Genetics of hearing and deafness

Abstract

This article is a review of the genes and genetic disorders that affect hearing in humans and a few selected mouse models of deafness. Genetics is playing an increasingly critical role in the practice of medicine. This is not only in part to the importance that genetic knowledge has on traditional genetic diseases but also in part to the fact that genetic knowledge provides an understanding of the fundamental biological process of most diseases. The proteins coded by the genes related to hearing loss (HL) are involved in many functions in the ear, such as cochlear fluid homeostasis, ionic channels, stereocilia morphology and function, synaptic transmission, gene regulation, and others. Mouse models play a crucial role in understanding of the pathogenesis associated with these genes. Different types of familial HL have been recognized for years; however, in the last two decades, there has been tremendous progress in the discovery of gene mutations that cause deafness. Most of the cases of genetic deafness recognized today are monogenic disorders that can be broadly classified by the mode of inheritance (i.e., autosomal dominant, autosomal recessive, X-linked, and mitochondrial inheritance) and by the presence of associated phenotypic features (i.e., syndromic; and nonsyndromic). In terms of nonsyndromic HL, the chromosomal locations are currently known for ∼ 125 loci (54 for dominant and 71 for recessive deafness), 64 genes have been identified (24 for dominant and 40 for recessive deafness), and there are many more loci for syndromic deafness and X-linked and mitochondrial DNA disorders (http://hereditaryhearingloss.org). Thus, today's clinician must understand the science of medical genetics as this knowledge can lead to more effective disease diagnosis, counseling, treatment, and prevention.

Fig. 1

Cellular expression pattern of connexin 26 in the inner ear of a mouse and the effect of conditional knockout of it on the morphology of the organ of Corti (apical turn).

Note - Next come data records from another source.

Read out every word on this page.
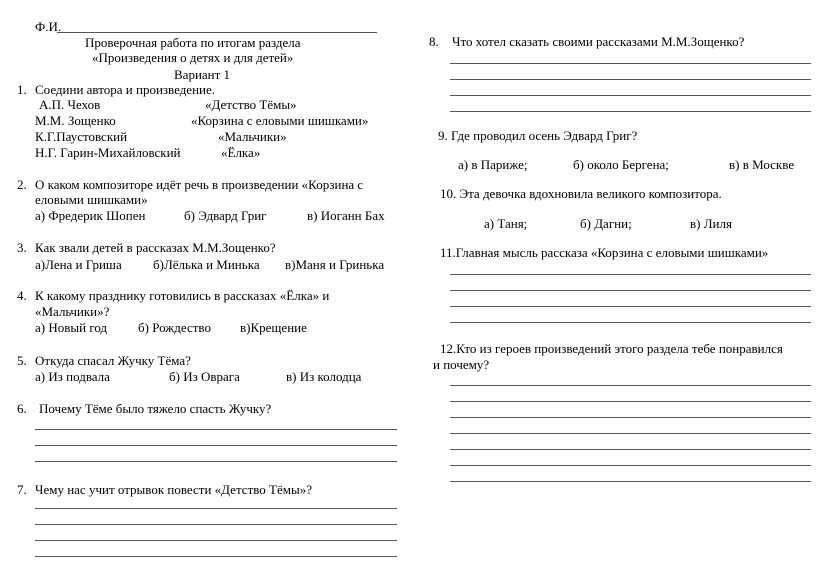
Ф.И.
Проверочная работа по итогам раздела
«Произведения о детях и для детей»
Вариант 1
1. Соедини автора и произведение.
А.П. Чехов	«Детство Тёмы»
М.М. Зощенко	«Корзина с еловыми шишками»
К.Г.Паустовский	«Мальчики»
Н.Г. Гарин-Михайловский	«Ёлка»
2. О каком композиторе идёт речь в произведении «Корзина с
еловыми шишками»
а) Фредерик Шопен	б) Эдвард Григ	в) Иоганн Бах
3. Как звали детей в рассказах М.М.Зощенко?
а)Лена и Гриша б)Лёлька и Минька в)Маня и Гринька
4. К какому празднику готовились в рассказах «Ёлка» и
«Мальчики»?
а) Новый год б) Рождество в)Крещение
5. Откуда спасал Жучку Тёма?
а) Из подвала	б) Из Оврага	в) Из колодца
6. Почему Тёме было тяжело спасть Жучку?
7. Чему нас учит отрывок повести «Детство Тёмы»?
8. Что хотел сказать своими рассказами М.М.Зощенко?
9. Где проводил осень Эдвард Григ?
а) в Париже;	б) около Бергена;	в) в Москве
10. Эта девочка вдохновила великого композитора.
а) Таня;	б) Дагни;	в) Лиля
11.Главная мысль рассказа «Корзина с еловыми шишками»
12.Кто из героев произведений этого раздела тебе понравился
и почему?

A: Combined differential interference contrast (DIC) imaging and immunolabeling of connexin 26 obtained from a cochlear section. An enlarged view for the area indicated by a white box is given in (B). Scale bar represents ~ 100 μm. B: Immunlabeling of connexin 26 obtained from a section of the organ of Corti. The section is counterstained with DAPI to indicate the location of cell nuclei. Major landmarks of the organ of Corti are labeled. Scale bar represents ~ 100 μm. C: Normal morphology of the organ of Corti (apical turn) of a WT mouse at P14. Runnel of Corti is opened at this stage of development. Scale bar represents ~ 100 μm. D: Typi cal morphology of the apical turn organ of Corti of a conditional connexin 26 knockout mouse. Both inner (big arrowhead) and outer (small arrows) hair cells are intact. The tunnel of Corti remains closed. Scale bar represents ~ 100 μm.

Fig. 2

High-resolution computed tomography of the temporal bone, with axial cuts of the left ear, showing an enlarged vestibular aqueduct.

Fig. 3

High-resolution computed tomography of the temporal bone, with axial cuts of the right ear at the level of the modiolus, of a boy with mixed hearing loss: the cochlear canal is enlarged creating abnormal patency between the cochlear fluids and the subarachnoid space. This child has X-linked mixed hearing loss DFN4.